Marx avait caractérisé la réalité socio-économique sur la base de la notion des « rapports sociaux », en particulier des « rapports de production », les rapports sociaux étant compris comme le cadre des interactions sociales. Dans l’institutionnalisme, un tel cadre est concrétisé sous la forme des règles d’interaction sociale. L’ensemble de ces règles applicables à certains types d’interactions est appelé « institution », d’où est tiré le nom de cette direction scientifique. Les règles selon lesquelles les interactions sociales se produisent sont une source de régularité sociale. En connaissant ces règles, les personnes agissant dans une société peuvent anticiper et coordonner le comportement des uns et des autres, et les chercheurs peuvent comprendre les différents phénomènes sociaux de cette société. Les règles peuvent être formelles, fixées par écrit, et/ou informelles, fixées par la tradition.
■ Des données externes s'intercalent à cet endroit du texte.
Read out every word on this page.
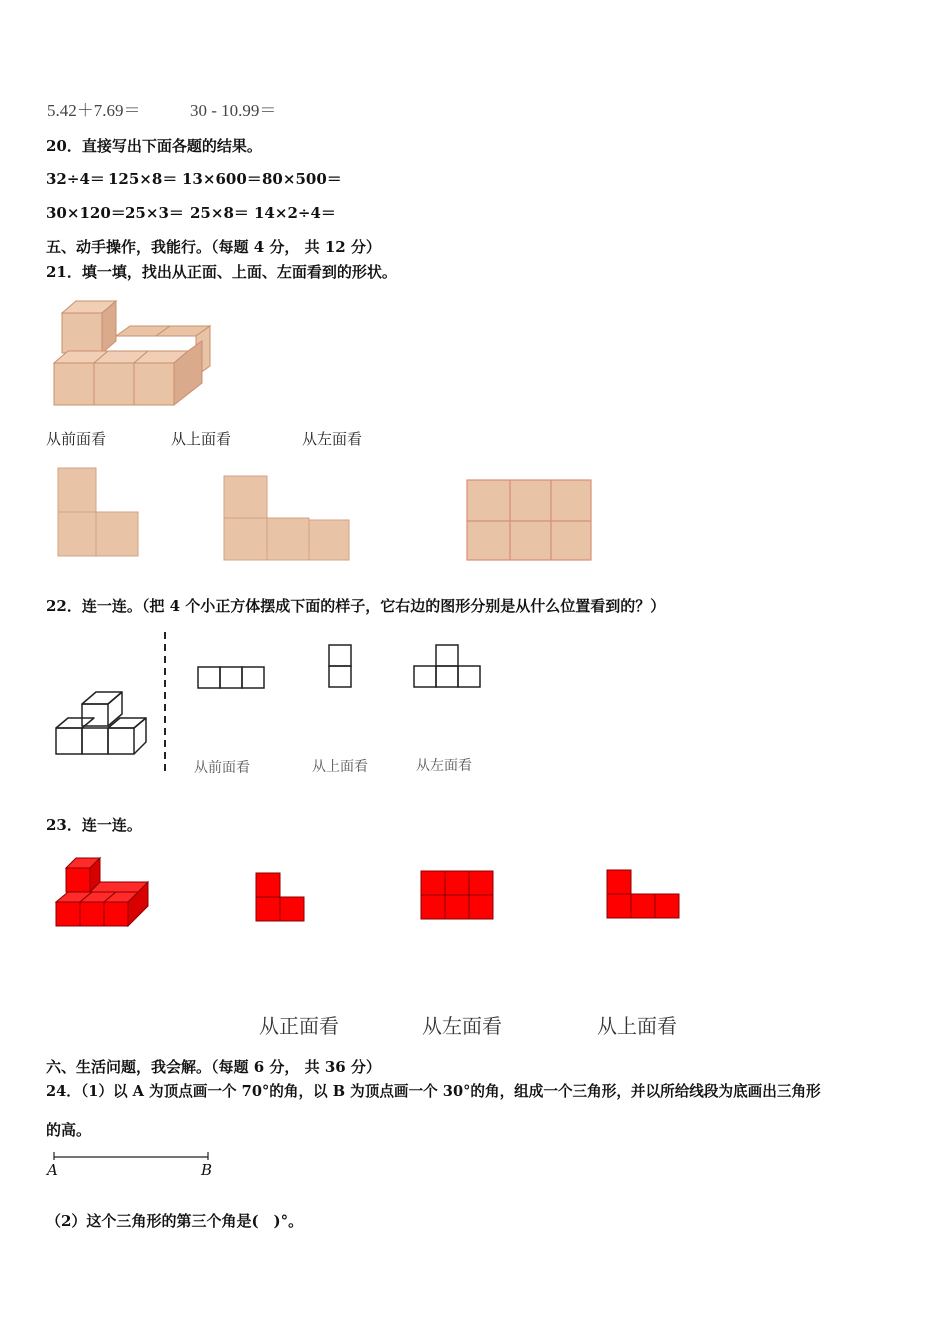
5.42＋7.69＝	30 - 10.99＝
20．直接写出下面各题的结果。
32÷4＝ 125×8＝ 13×600＝ 80×500＝
30×120＝ 25×3＝ 25×8＝ 14×2÷4＝
五、动手操作，我能行。（每题 4 分， 共 12 分）
21．填一填，找出从正面、上面、左面看到的形状。
从前面看	从上面看	从左面看
22．连一连。（把 4 个小正方体摆成下面的样子，它右边的图形分别是从什么位置看到的？）
从前面看	从上面看	从左面看
23．连一连。
从正面看	从左面看	从上面看
六、生活问题，我会解。（每题 6 分， 共 36 分）
24．（1）以 A 为顶点画一个 70°的角，以 B 为顶点画一个 30°的角，组成一个三角形，并以所给线段为底画出三角形
的高。
A	B
（2）这个三角形的第三个角是(　)°。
Dans les règles de l’interaction, c’est le pouvoir qui se manifeste. Le pouvoir d’une personne, d’un groupe ou d’une classe sur d’autres personnes, groupes ou classes est la possibilité d’influencer leur comportement. L’institutionnalisme met beaucoup d’accent sur la manière dont les institutions répartissent le pouvoir de manière inégale entre les différents groupes sociaux. Au lieu d’un monde où les individus contractent librement, les institutionnalistes voient un monde où les institutions donnent trop d’accès dans le processus décisionnel à certains groupes ou intérêts. Au lieu de chercher dans quelle mesure une situation donnée profite à tous, ils insistent sur le fait que certains groupes sociaux peuvent être gagnants et d’autres perdants.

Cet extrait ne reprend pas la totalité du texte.